Apabila diartikan ke dalam Bahasa
Indonesia, education memiliki arti
pendidikan, dan training memiliki
arti pelatihan. Pendidikan dan pelatihan memiliki tujuan yang sama yaitu
terjadinya perubahan perilaku ke arah yang lebih sesuai dengan yang diinginkan.
Secara umum, keduanya berhubungan dengan belajar dan perubahan pada diri
manusia, akan tetapi secara khusus memiliki perbedaan tujuan spesifik yang
ingin dicapai. Pendidikan lebih mengarah pada pengetahuan dan hal-hal yang
bersifat umum, terkait dengan kehidupan pribadi secara luas, dan less tangible. Pelatihan lebih mengarah
pada keterampilan berperilaku secara khusus dan ada ukuran benar atau salah,
dan more tangible. Secara sederhana
dapat diartikan bahwa pelatihan merupakan bagian dari pendidikan yang bersifat
lebih spesifik (mikro).
Kemudian, apabila diartikan ke dalam
Bahasa Indonesia, technical memiliki
arti teknik, dan vocational memiliki
arti kejuruan. Kedua istilah tersebut akan memiliki batasan yang jelas apabila
digabungkan dengan kata pendidikan sehingga menjadi pendidikan teknik dan pendidikan
kejuruan. Pendidikan teknik diartikan sebagai program pendidikan yang bertujuan
untuk mempersiapkan tenaga kerja pada level teknisi atau sub profesional, yang
biasanya tingkatannya berada satu level di atas craftsman akan tetapi levelnya berada di bawah profesional.

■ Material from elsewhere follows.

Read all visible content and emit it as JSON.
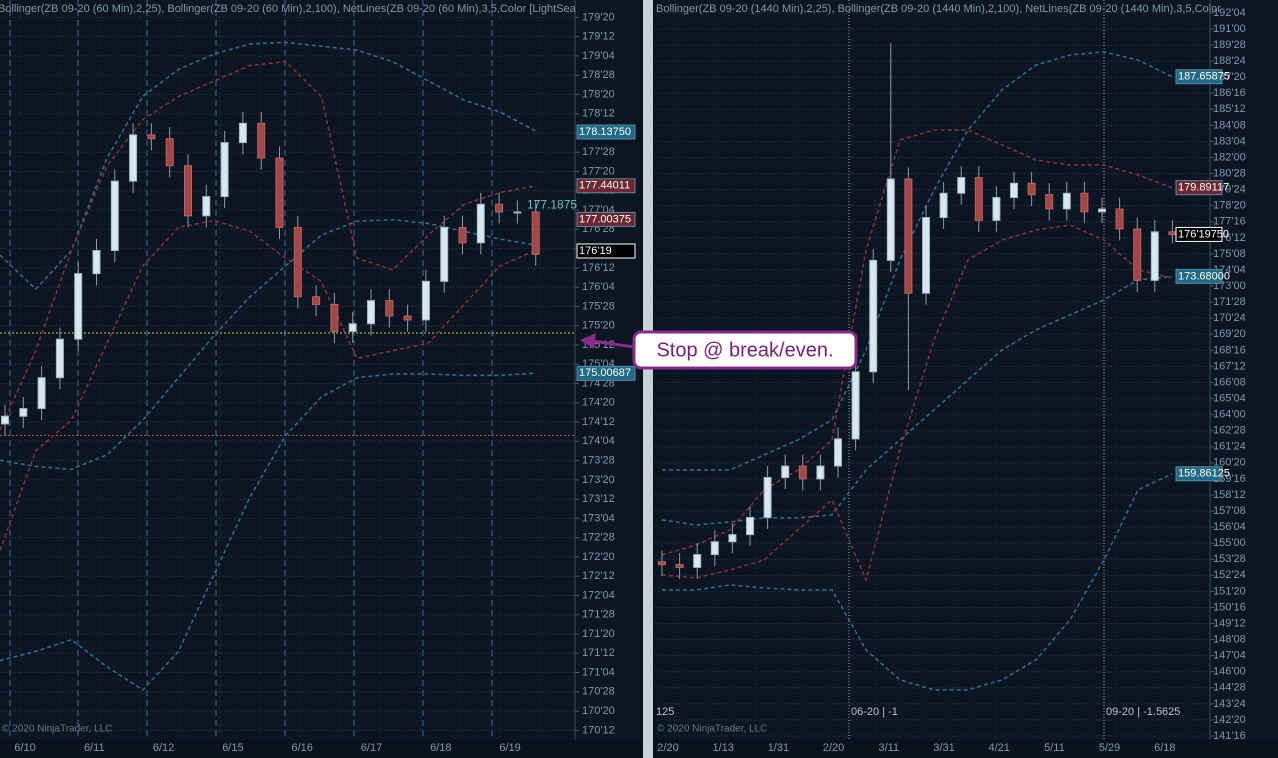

Pendidikan kejuruan diartikan program pendidikan yang bertujuan untuk
mempersiapkan tenaga kerja pada level craftsman
atau perusahaan pada level dasar.
Pada konteks Bangsa Indonesia, dengan
berdasarkan pada Undang-Undang Sistem Pendidikan Nasional Nomor 20 Tahun 2003
Pasal 15, vocational education telah
terkontekskan sebagai pendidikan kejuruan, sedangkan technical eductaion telah terkontekskan dengan pendidikan vokasi. Pendidikan
kejuruan merupakan pendidikan menengah yang mempersiapkan peserta didik
terutama untuk bekerja dalam bidang tertentu. Pendidikan vokasi merupakan
pendidikan tinggi yang mempersiapkan peserta didik untuk memiliki pekerjaan
dengan keahlian terapan tertentu maksimal setara dengan program sarjana. Untuk
mengetahui posisi pendidikan kejuruan dan pendidikan vokasi dalam Sistem
Pendidikan Nasional bisa dilihat pada Gambar 1.
Dengan demikian, apabila istilah TVET
diartikan secara penuh kedalam Bahasa Indonesia akan menjadi Pendidikan dan
Pelatihan Teknik dan Kejuruan atau disingkat PPTK. Secara konsep, istilah PPTK
akan memayungi semua pendidikan di Indonesia yang bertujuan untuk mencetak tenaga kerja. Akan tetapi, di
dalam berbagai literatur Bahasa Indonesia, penggunaan istilah PPTK sangat
jarang ditemukan. Pada literatur-literatur tersebut lebih sering menggunakan
kata Pendidikan Kejuruan daripada PPTK. Demikian juga pada website resmi
UNEVOC, pendidikan kejuruan dan pendidikan vokasi disebut dalam satu istilah,
yaitu Vocational Education, yang
artinya adalah Pendidikan Kejuruan (Gambar 2). Apabila dipahami secara
mendalam, akan ditemukan suatu kerancuan yang nyata apabila kita kembali berkiblat
kepada penjelasan Sisdiknas nomor 20
Tahun 2003 Pasal 15 bahwa istilah pendidikan kejuruan hanya dibatasi pada
tingkat menengah.
Kemudian di berbagai negara atau
organisasi banyak variasi istilah yang dimaksudkan untuk menyebut TVET. TVET
sendiri merupakan istilah yang digunakan oleh UNESCO. CTE (Career and Technical Education) merupakan istilah yang digunakan di
Amerika Serikat. FET (Further Education
and Training) merupakan istilah yang digunakan di Inggris dan Afrika
Selatan. VTET (Vocational and Technical
Education and Training) merupakan istilah yang dipergunakan di Asia
Tenggara. VET (Vocational Education and
Training) dan VTE (Vocational and
Technical Education) merupakan istilah yang digunakan di Australia.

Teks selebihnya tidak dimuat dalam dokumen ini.